Tiene razón el secretario de Estado Rubio al decir que nadie tiene un plan maestro que pueda resolver en poco tiempo la situación en Haití. También tiene razón cuando dice que la solución comienza con proveer estabilidad y seguridad, premisa fundamental para que pueda funcionar de manera mínimamente efectiva cualquier sistema de gobierno. La cuestión está en determinar cómo hacerlo, con cuáles recursos y quiénes serían los actores responsables de esa tarea.
Una de las grandes deficiencias de las diferentes intervenciones de la comunidad internacional en Haití durante los últimos treinta años es que estas no han abordado con consistencia y sentido de largo plazo la compleja tarea de reconstruir el Estado haitiano. Por supuesto, la legitimidad electoral de las autoridades cuenta mucho, pero si no hay una base de estabilidad y seguridad, como dice el secretario Rubio, las instituciones de gobierno no tendrán base de sustentación, siempre expuestas a crisis recurrentes en medio de la fragmentación extrema, la dispersión, la inseguridad y el control del territorio por fuerzas no estatales.
La historia de despotismo en Haití lleva siempre a la legítima preocupación de lo que podría suceder si se restablecen y fortalecen las instituciones del Estado, pero esto no es razón para evitar plantearse que sin una estructuración estatal no hay posibilidad alguna de alcanzar estabilidad y seguridad. Uno de los grandes errores que se cometieron luego de la intervención militar de Estados Unidos en Haití en 1994, por mandato del Consejo de Seguridad de la ONU, con el fin de restablecer al presidente Jean-Bertrand Aristide, es que se decidió eliminar las Fuerzas Armadas sin sustituirlas por otra fuerza de seguridad con una nueva filosofía y misión, lo que abrió las puertas de par en par al tráfico de drogas, armas, mercancías y personas, lo cual de por sí es un problema difícil de tratar en sociedades con Estados más o menos fuertes, mucho más para una sociedad como la haitiana en la que han colapsado totalmente sus instituciones.
El grave problema ahora es que, tras largos años sin autoridad estatal efectiva, será muy difícil que la población haitiana asimile la legalidad y aprenda una nueva manera de sociabilidad. El abismo entre lo jurídico-formal y lo político-material es tan grande que tomará años de esfuerzos sostenidos para construir una institucionalidad más o menos funcional que provea servicios y bienes públicos esenciales: seguridad para las personas y las empresas, orden público y protección de fronteras, capacidad de recolección de impuestos y aranceles, construcción de infraestructura, servicios básicos de justicia, salud, educación y protección del medio ambiente, entre otras tareas básicas de una sociedad organizada.
En cuanto al diseño del régimen político, Haití tiene que dejar atrás el sistema semipresidencial de dos cabezas (presidente y primer ministro) que copió de la Constitución francesa de la V República para dar paso a un sistema presidencial con mayor autoridad y capacidad ejecutiva, si bien con el contrapeso del poder legislativo.
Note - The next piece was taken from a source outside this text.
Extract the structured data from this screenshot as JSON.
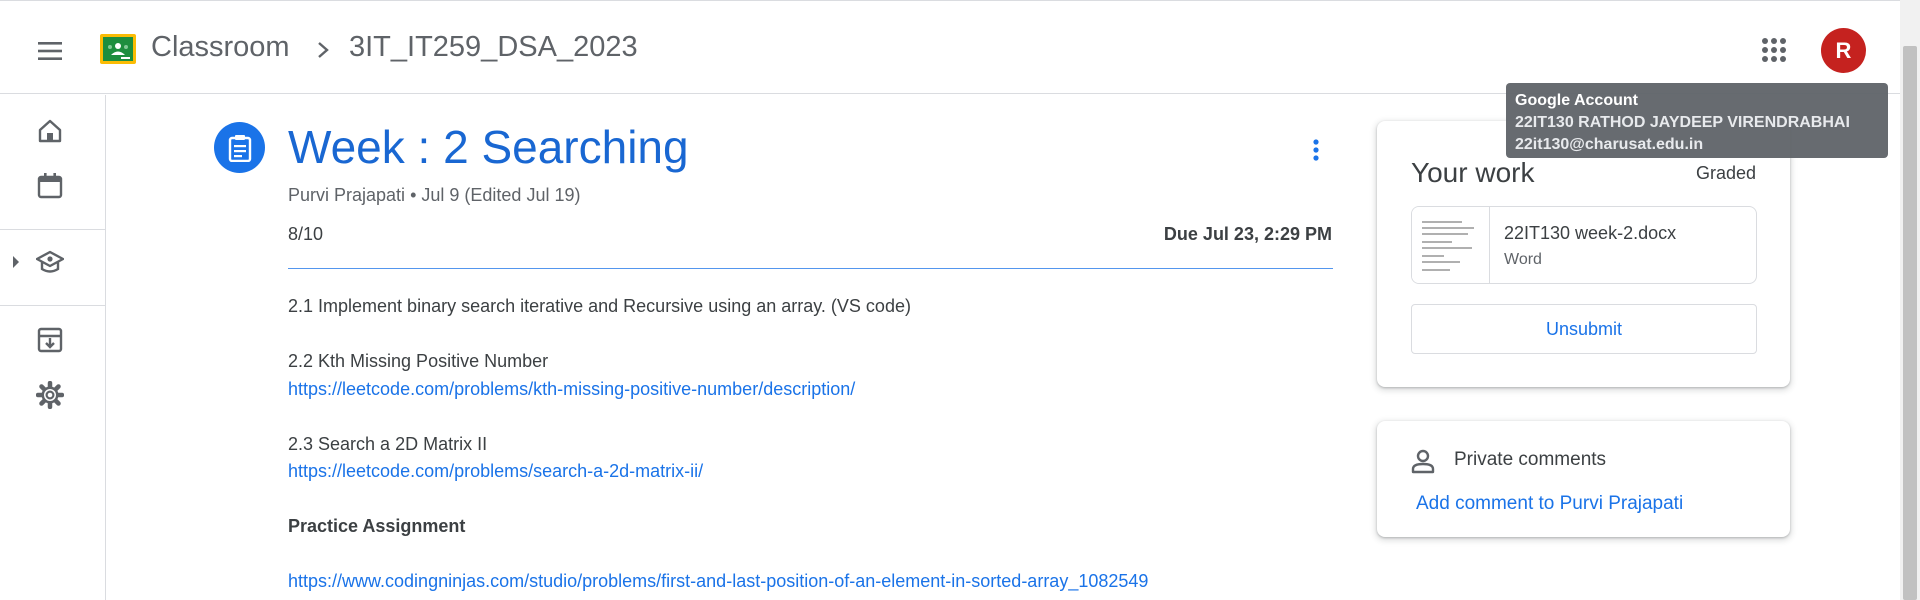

Se requiere también un esfuerzo extraordinario para lograr procesos de confluencia y acuerdos entre las fuerzas políticas que logre superar, aunque sea mínimamente, la fragmentación extrema que existe en ese país. Si bien la solución de la crisis haitiana no es el despotismo a lo Duvalier, tampoco se puede pensar que es posible poner a funcionar de buenas a primeras una democracia liberal por puro acto de voluntad o imposición extranjera, por lo que se requerirá una estrategia realista que contemple fases y metas, con involucramiento y apoyo internacional, pero con la exigencia de participación responsable del liderazgo político, social, empresarial y religioso de Haití.
Se entiende perfectamente que Estados Unidos no quiera enviar fuerzas militares o policiales a Haití, pero sin un apoyo financiero y estratégico estadunidense es poco realista pensar que podrá haber alguna solución a la crisis haitiana. Si Estados Unidos no juega un papel de liderazgo, es poco probable que otros países lo hagan. Es de esperar, pues, que el nuevo Gobierno estadounidense no deje a Haití a su propia suerte por más frustración que sienta ante un país cuya crisis tiene, sin dudas, visos de intratabilidad. Si el discurso aislacionista que tanto resuena en el nuevo ambiente político estadounidense se convierte en política pública con respecto a Haití se producirá, inevitablemente, un deterioro aún mayor de la crisis haitiana, con repercusiones hacia la República Dominicana y el resto del entorno regional, incluyendo Estados Unidos, lo cual es algo que preocupa al propio secretario de Estado Rubio según lo que expresó en su comparecencia ante el Senado de Estados Unidos.